Analysis

More than a crisis in planning, Malta has a crisis of corruption

There was a palpable sense of determination and jubilance at last Saturday’s protest in Valletta against rampant, destructive development. The strong attendance is also a reflection of the widespread sentiment across Maltese society that rampant development is tearing apart the nation’s environmental, social, and urban fabric. There is wide consensus on the need for planning reform, and people in government – including the prime minister – now regularly talk about it.

So far, so great. But what kind of reform is actually needed? 

I have been investigating development matters for the past 3 years – I have made this one of my focus areas in journalism – and this leads me to believe that the largest problem is not the planning policies, but corruption. I am talking about two types of corruption – institutional corruption, and direct corruption.

After 2013, the incoming Labour administration wanted to make development one of the main economic generators and that entailed making the Planning Authority more permissive. The government partly achieved this by tweaking some policies, making it easier to build in the countryside and easier to have higher and more densely-stacked floors in urban areas. Yet more importantly, the government made administrative changes (among them banishing the environmental unit from the Planning Authority) as well as other subtle changes that allowed a culture of reduced rigorousness and more arbitrariness to take hold. 

The result is that many of the policies that promote a context-driven approach have been sidelined while the policies on height limitation and what can be build to the full potential have been taking primacy.

This led to institutional corruption – an authority being selective with policies – and the rot spread to other entities that play a role in development permits, particularly the Superintendence of Cultural Heritage. 

This dynamic has led to much haphazard, nonsensical development.

And the situation has become even more hideous due to direct corruption, including the clientelism or political patronage that underpins Malta’s political system.

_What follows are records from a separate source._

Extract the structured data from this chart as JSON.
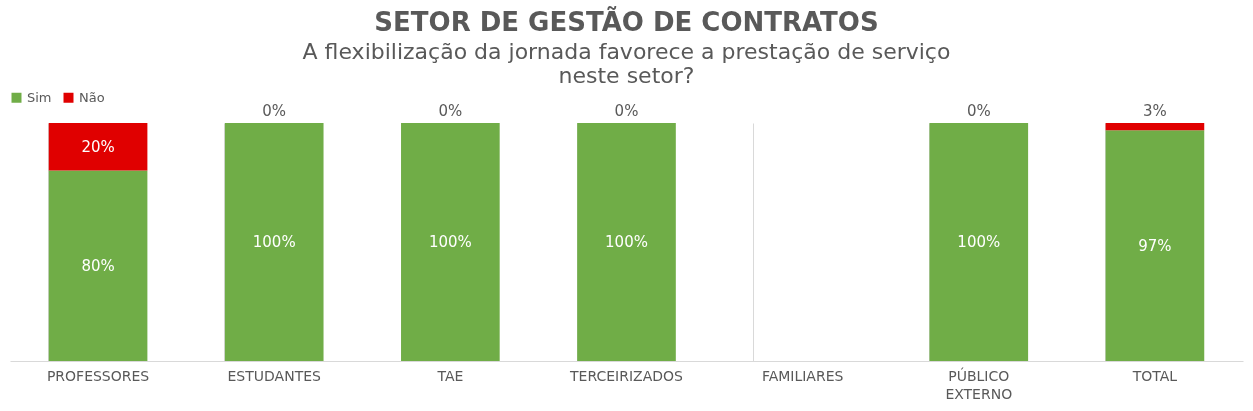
{
  "chart_data": {
    "type": "bar",
    "stacked": true,
    "title": "SETOR DE GESTÃO DE CONTRATOS",
    "subtitle": "A flexibilização da jornada favorece a prestação de serviço neste setor?",
    "categories": [
      "PROFESSORES",
      "ESTUDANTES",
      "TAE",
      "TERCEIRIZADOS",
      "FAMILIARES",
      "PÚBLICO EXTERNO",
      "TOTAL"
    ],
    "series": [
      {
        "name": "Sim",
        "color": "#70ad47",
        "values": [
          80,
          100,
          100,
          100,
          0,
          100,
          97
        ],
        "value_labels": [
          "80%",
          "100%",
          "100%",
          "100%",
          null,
          "100%",
          "97%"
        ]
      },
      {
        "name": "Não",
        "color": "#e00000",
        "values": [
          20,
          0,
          0,
          0,
          0,
          0,
          3
        ],
        "value_labels": [
          "20%",
          "0%",
          "0%",
          "0%",
          null,
          "0%",
          "3%"
        ]
      }
    ],
    "ylim": [
      0,
      100
    ],
    "tick_labels": "x",
    "grid": "x",
    "legend": "top"
  }
}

It is hard to gauge the extent of one or the other – institutional corruption and direct corruption – in the rampage of development all around us.

The lack of accountability and lack of investigations makes it harder to have a proper reckoning. I can mention examples off the trot of brazenly bad assessments or decisions, either deliberately or negligently, yet no one has been investigated or held to account. 

And that is why I believe that the problem is not so much a problem of planning policies than a crisis of corruption and impunity in its widest sense.

This is not to say that policies do not need changing. Some policies need tweaking or banishing, especially policies published in 2015 that, in some respects, created conflicts with preexisting policies of the Local Plans.

Yet no reform in planning policies or laws would make a sufficient impact unless the wider crisis of corruption and impunity are simultaneously tackled. 

Clientelism and corruption have always existed in the planning sector, and it is not clear to me whether – and to what extent – it has gotten worse in the past decade of Labour in government. But what has certainly changed in the past decade is a culture of greater permissibility, and that has contributed to greater impunity and made the whole system more grotesque.

So what is needed, aside from reform in some planning policies, is greater accountability, and the greater empowerment of those who are good in planning matters and independent in action. 

On top of that, we need a struggle against corruption in a holistic manner. That means investigations, and that means changing laws to allow investigations and potential prosecutions to take place more easily.

At the moment, for example, there is no law on collusion or abuse of power in the criminal code. The three judges who held the public inquiry into the murder of Daphne Caruana Galizia recommended such laws, but the government has ignored these recommendations. Likewise, the government has ignored entreaties to put into law a so-called unexplained wealth order.

These laws are indispensable in the fight against corruption because many times it is hard to find direct evidence of corruption – to prove that someone has taken bribes – and making abuse of power or collusion a crime would have the proverbial effect of draining the swamp in which public sector corruption breeds.  

Ditto with unexplained wealth orders: it would allow the State to go after public officials who have wealth whose source cannot be explained. There is something in this regard in the anti-money laundering legislation, but a specific law on unexplained wealth order would strengthen the legal arsenal.